Outros ácidos, como o ácido retinóico, a mim, fazem um efeito visível em pouco tempo, mas ainda assim visível ao fim de semanas de utilização. Pelo contrário, a ação esfoliante reveladora do ácido glicólico é muito mais imediata, notando logo a seguir à aplicação ou no dia seguinte, quando acordo.

O Ácido glicólico é um ácido orgânico da mesma família dos ácidos láticos, conhecido por facilitar a penetração de substâncias na pele, além de actuar contra a produção de radicais livres e auxiliar na formação de colagénio. É considerado um esfoliante mais agressivo, sendo preferencialmente indicado em peles mais resistentes e mais claras, que é o meu caso. A minha pele fica vermelha e esticada logo após a aplicação do produto mais forte que tenho com este ácido, mas reage sempre bem nas horas e dias seguintes.

Devido ao seu excelente poder de absorção pela pele, o ácido glicólico tem várias aplicações em produtos de cuidados para a pele. É normalmente utilizado em peeling químico por dermatologistas em concentrações que variam de 30% a 80% ou em kits domésticos, com concentrações inferiores a 12%. O ácido glicólico mostra-se benéfico para peles com propensão ao acne, pois ajuda a manter os poros livres do excesso de queratinócitos e também para diminuir sinais e manchas da pele, bem como a queratose actínica.

Ao longo deste ano, juntei ao meu arsenal alguns cosméticos com ácido glicólico, uns mais potentes do que outros, aqui ficam do mais suave ao mais poderoso:

Uso estes produtos à noite, como tratamento para manchas, para alisar o grão da pele, diminuir poros e atenuar rugas.

A Masque Peeling Glicolique, da Caudalie, é uma máscara que se deixa actuar 10 minutos sobre a pele limpa e revela uma tez mais luminosa. Tem uma acção bastante suave, tanto que deixo-a a actuar uns 20 minutos e fico óptima.

O Glow Tonic da Pixi foi comprado na Sephora, e uso-o como um tónico, embebido em algodão sobre a pele limpa e antes de um sérum ou em vez do sérum. Podia usá-lo todos os dias, mas acabo por usá-lo quando quero fazer um tratamento de noite, mas algo suave. Sente-se a actuar, a pele fica muito lisinha logo a seguir, mas ainda assim não é tão potente como as seguintes.

Quem queira experimentar usar ácido glicólico mas quer ser cautelosa, pode começar um destes dois, o investimento não é muito e os resultados visíveis mas suaves.

O peeling glicólico da The Ordinary (já tinha falado sobre ele aqui) é MUITO potente. É um tratamento com 30% de AHA, que apenas deve ser deixado a actuar por 10 minutos (que eu respeito religiosamente!) e remove-se com água morna, não devendo ser usado mais de duas vezes por semana. Melhora visivelmente a textura, luminosidade e tom da pele, imediatamente após o uso. Usei-o muito antes do verão passado, ao apilcar sinto a pele a formigar muito e fica ligeiramente vermelha depois do uso (não tem a ver com o tom vermelho do líquido!), mas a minha acalma a seguir e fica maravilhosa, esticadinha e luminosa.

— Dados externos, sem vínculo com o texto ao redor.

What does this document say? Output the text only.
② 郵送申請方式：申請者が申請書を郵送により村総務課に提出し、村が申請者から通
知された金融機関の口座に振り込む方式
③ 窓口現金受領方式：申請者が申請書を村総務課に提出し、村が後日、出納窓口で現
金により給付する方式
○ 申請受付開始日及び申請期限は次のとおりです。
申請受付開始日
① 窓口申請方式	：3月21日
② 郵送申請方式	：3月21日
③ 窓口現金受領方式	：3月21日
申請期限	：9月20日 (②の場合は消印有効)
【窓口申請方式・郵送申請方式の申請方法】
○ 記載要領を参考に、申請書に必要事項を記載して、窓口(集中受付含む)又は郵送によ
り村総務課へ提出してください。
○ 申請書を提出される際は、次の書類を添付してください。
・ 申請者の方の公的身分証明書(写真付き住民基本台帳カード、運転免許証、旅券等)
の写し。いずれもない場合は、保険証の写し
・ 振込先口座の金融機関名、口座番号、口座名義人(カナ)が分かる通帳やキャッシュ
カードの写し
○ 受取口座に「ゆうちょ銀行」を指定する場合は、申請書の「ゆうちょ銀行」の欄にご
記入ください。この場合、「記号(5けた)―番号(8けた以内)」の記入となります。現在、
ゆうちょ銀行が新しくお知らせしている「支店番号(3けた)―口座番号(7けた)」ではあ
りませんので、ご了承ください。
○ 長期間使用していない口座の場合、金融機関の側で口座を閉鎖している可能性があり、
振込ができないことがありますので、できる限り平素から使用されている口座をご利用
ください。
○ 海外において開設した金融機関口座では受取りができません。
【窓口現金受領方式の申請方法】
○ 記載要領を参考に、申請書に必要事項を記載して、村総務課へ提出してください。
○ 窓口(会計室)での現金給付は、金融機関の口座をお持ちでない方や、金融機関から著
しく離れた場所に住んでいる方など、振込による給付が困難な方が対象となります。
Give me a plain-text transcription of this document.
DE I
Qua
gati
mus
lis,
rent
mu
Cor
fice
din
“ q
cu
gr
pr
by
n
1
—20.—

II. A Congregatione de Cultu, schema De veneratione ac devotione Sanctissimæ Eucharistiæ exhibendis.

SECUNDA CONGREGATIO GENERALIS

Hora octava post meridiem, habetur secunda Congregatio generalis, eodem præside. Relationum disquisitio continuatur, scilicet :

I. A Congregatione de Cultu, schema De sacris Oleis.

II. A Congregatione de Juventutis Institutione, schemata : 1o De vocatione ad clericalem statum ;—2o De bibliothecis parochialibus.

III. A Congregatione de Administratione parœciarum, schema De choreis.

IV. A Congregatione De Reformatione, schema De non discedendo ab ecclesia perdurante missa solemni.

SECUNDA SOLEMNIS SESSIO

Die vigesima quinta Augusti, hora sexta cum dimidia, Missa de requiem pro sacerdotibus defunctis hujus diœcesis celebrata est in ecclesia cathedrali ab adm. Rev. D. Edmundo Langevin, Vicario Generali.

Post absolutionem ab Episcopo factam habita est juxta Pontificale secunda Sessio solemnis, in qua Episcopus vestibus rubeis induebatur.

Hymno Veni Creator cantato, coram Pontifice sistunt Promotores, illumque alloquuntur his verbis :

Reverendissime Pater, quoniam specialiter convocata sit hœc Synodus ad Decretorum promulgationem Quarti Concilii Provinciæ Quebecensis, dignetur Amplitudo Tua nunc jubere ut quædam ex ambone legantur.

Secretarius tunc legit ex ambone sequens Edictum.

Assim que experimentei as ampolas Glycolic+E+F da Mesoestetic passei a usá-las como tratamento semanal em vez do peeling da The Ordinary. É o que tenho usado nos últimos meses, depois do Verão. Gosto mais de usar estas ampolas porque sinto que tem uma acção profunda e aguda, mas que se pode deixar estar a actuar durante a noite, revelando a pele desde logo, mas sobretudo de manhã, mais luminosa, mais alisada e muito esticada. Adoro! Aplico sobre a pele limpa como se fosse um sérum e remato com um bom hidratante.

Tenho usado meia ampola por semana, e entretanto intercalando com o tónico da Pixi.

Quem já conheça ou queira uma acção mais incisiva do peeling glicólico, experimente apostar num destes dois meninos, são potentes! Agora, se têm a mínima dúvida ou a pele com algum problema específico, como acne, rosácea, atopia ou sensibilidade, é melhor consultar um dermatologista. Isto resulta para mim, mas naturalmente não posso dizer que seja o melhor para outras peles.

Nunca esquecer: usar religiosamente protector solar enquanto se está em tratamento. Ou melhor ainda, sempre! No verão faço uma pausa deste e outros ácidos, pois são sensíveis ao sol e prefiro fazer uma pausa para não lesionar a pele.